The Inadequacy of Natural Knowledge of God.
Of course, the knowledge of God which can be attained by our
natural faculties is inadequate and incomplete. It merely prepares us to receive
Divine Revelation through Sacred Scripture. Scripture is the treasure house
which contains our knowledge of God. According to Basil "there is not a single
superfluous word in it." However, even Scripture does not enable us to
completely understand God, for God must ultimately remain incomprehensible to
us. By the evidence of our senses we know that God exists. We can even
comprehend how God exists. But what God is, and what His "essence"
is, is not and cannot be known by man or by any of the celestial intellectual
powers. "I know that God is," says Basil, "but His essence is beyond my
understanding." The primary reason for this is that God is eternal and
boundless, but the capacity of the created mind is always limited. Our knowledge
of God is therefore never complete. It is at most an aspiration.
This does not invalidate the objectivity of religious
cognition. Something which is incomplete is not necessarily untrue. "We have
been given eyes so that we can know what is visible. However, this does not mean
that everything that is visible is within our range of vision. The entire vault
of heaven cannot be completely viewed at once. We observe as much as we can, but
there is much that remains unperceived by us. However, we do not say that the
sky is invisible simply because there is a part of it we do not see. On the
contrary, it is just this limited perception we have of it that makes it visible
and knowable to us. The same should be said of God."
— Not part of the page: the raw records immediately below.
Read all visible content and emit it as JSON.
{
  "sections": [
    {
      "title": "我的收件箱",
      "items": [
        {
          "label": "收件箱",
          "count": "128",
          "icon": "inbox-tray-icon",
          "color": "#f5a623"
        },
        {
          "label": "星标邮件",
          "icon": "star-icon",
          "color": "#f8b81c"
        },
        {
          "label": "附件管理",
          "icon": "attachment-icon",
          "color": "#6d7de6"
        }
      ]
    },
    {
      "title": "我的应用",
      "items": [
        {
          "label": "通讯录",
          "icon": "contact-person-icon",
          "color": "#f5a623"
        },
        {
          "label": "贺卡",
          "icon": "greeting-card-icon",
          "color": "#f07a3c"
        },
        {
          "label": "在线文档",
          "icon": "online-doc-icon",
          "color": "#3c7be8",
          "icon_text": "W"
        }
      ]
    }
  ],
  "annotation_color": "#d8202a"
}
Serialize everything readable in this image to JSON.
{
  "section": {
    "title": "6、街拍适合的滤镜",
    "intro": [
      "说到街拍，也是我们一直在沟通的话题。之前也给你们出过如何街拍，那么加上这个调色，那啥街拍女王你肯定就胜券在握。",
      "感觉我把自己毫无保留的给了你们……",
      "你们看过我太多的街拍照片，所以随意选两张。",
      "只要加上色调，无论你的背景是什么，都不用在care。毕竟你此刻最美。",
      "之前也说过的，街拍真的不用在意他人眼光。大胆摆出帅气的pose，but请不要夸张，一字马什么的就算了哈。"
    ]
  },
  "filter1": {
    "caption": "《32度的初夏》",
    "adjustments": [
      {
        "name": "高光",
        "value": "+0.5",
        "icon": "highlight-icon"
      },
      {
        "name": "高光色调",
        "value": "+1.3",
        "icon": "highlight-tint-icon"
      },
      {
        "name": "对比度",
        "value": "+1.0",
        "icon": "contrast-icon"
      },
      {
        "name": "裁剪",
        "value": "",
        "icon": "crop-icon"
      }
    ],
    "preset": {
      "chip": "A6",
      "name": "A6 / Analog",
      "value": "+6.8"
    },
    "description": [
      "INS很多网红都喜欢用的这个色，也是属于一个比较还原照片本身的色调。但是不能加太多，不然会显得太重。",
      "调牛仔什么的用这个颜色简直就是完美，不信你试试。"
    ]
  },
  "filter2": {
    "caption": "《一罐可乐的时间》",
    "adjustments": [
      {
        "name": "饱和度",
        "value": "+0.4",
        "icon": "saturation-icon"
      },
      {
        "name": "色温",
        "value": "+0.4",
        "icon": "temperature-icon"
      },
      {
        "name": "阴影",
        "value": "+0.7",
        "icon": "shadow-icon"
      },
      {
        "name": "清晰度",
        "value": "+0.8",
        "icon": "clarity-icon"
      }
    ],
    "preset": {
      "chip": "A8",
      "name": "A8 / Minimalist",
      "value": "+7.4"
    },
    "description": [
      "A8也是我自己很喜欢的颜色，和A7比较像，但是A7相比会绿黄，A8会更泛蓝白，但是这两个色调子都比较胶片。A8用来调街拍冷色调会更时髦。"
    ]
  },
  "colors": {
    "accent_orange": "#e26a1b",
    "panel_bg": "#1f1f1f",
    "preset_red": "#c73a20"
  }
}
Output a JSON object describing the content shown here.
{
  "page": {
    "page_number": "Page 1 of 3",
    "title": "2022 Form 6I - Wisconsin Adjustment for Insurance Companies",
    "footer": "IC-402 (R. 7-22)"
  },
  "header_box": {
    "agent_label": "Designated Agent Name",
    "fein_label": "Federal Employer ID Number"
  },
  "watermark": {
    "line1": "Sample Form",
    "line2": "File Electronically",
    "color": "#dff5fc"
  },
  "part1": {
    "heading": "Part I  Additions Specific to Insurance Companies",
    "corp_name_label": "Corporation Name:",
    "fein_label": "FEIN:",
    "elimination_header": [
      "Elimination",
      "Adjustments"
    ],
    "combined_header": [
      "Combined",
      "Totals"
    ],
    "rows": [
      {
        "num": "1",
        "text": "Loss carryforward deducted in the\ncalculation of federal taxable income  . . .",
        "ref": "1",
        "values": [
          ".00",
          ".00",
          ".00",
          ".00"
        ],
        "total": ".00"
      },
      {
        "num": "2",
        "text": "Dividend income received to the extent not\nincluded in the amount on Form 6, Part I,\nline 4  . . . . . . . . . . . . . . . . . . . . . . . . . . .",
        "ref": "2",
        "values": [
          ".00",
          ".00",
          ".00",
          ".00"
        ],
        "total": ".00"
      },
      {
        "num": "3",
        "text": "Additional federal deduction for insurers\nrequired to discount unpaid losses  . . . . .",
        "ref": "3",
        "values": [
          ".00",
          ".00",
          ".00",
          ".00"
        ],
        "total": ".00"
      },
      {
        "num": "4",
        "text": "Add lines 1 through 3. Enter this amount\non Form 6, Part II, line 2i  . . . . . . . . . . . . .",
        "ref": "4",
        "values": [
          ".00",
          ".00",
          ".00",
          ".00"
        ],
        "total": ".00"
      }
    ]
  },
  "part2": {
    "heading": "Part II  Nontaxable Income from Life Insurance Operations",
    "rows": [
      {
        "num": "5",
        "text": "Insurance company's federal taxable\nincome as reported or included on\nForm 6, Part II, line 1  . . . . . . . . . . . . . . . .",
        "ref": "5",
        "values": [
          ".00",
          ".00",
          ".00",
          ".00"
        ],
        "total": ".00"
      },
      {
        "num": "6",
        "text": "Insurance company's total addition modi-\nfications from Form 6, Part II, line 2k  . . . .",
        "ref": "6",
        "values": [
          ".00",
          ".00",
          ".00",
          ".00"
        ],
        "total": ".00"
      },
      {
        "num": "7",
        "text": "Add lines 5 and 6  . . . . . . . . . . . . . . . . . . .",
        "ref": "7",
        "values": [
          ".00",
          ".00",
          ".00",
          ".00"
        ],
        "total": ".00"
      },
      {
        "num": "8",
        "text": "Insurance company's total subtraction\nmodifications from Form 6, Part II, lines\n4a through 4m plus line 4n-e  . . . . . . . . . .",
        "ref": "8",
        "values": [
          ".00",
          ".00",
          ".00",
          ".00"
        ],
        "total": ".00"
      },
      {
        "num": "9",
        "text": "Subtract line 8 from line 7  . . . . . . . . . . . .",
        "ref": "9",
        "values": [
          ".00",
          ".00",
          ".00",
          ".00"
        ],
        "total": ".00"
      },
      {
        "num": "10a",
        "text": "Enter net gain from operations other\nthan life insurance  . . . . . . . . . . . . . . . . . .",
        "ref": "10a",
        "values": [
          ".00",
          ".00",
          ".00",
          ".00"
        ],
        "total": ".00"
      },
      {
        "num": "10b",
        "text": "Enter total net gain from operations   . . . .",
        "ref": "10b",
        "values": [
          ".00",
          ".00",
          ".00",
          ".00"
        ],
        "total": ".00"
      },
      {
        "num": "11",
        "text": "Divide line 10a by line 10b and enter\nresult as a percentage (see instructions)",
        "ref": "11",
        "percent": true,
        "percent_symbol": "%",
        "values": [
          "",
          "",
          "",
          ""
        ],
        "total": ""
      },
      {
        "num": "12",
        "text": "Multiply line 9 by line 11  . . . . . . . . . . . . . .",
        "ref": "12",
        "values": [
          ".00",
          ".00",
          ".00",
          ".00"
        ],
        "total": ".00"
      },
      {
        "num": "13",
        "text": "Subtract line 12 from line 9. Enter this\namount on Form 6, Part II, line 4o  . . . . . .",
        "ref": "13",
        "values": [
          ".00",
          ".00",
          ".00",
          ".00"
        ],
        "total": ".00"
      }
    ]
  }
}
Furthermore, since that which we perceive must be expressed by
multivalent concepts, we can never penetrate beyond the properties and qualities
of things. These qualities enable us to perceive and to express the nature of
things, but never exactly or completely. In other words, the essence of things,
even created things, is ultimately inaccessible to us. We cannot even comprehend
the essence of an ant. This idea was later developed in greater detail by
Gregory of Nyssa.
The problems of the limitation of man's knowledge of God and
the role that cognition plays in the formation of religious concepts became
particularly important in Basil's continuing debate with Eunomius. The
problematics of religious anthropology and of cognition became the focal points
of this controversy, which was as much a matter of philosophy as it was of
theology. The Anomoean doctrine of Eunomius was based on Gnostic principles.
Basil responded to Eunomius by developing his theories of religious cognition
and the creative character of human cognitive activity. These theories were not
systematically elaborated, and Basil only indicated their basic premises. His
work was later completed by his younger brother Gregory of Nyssa.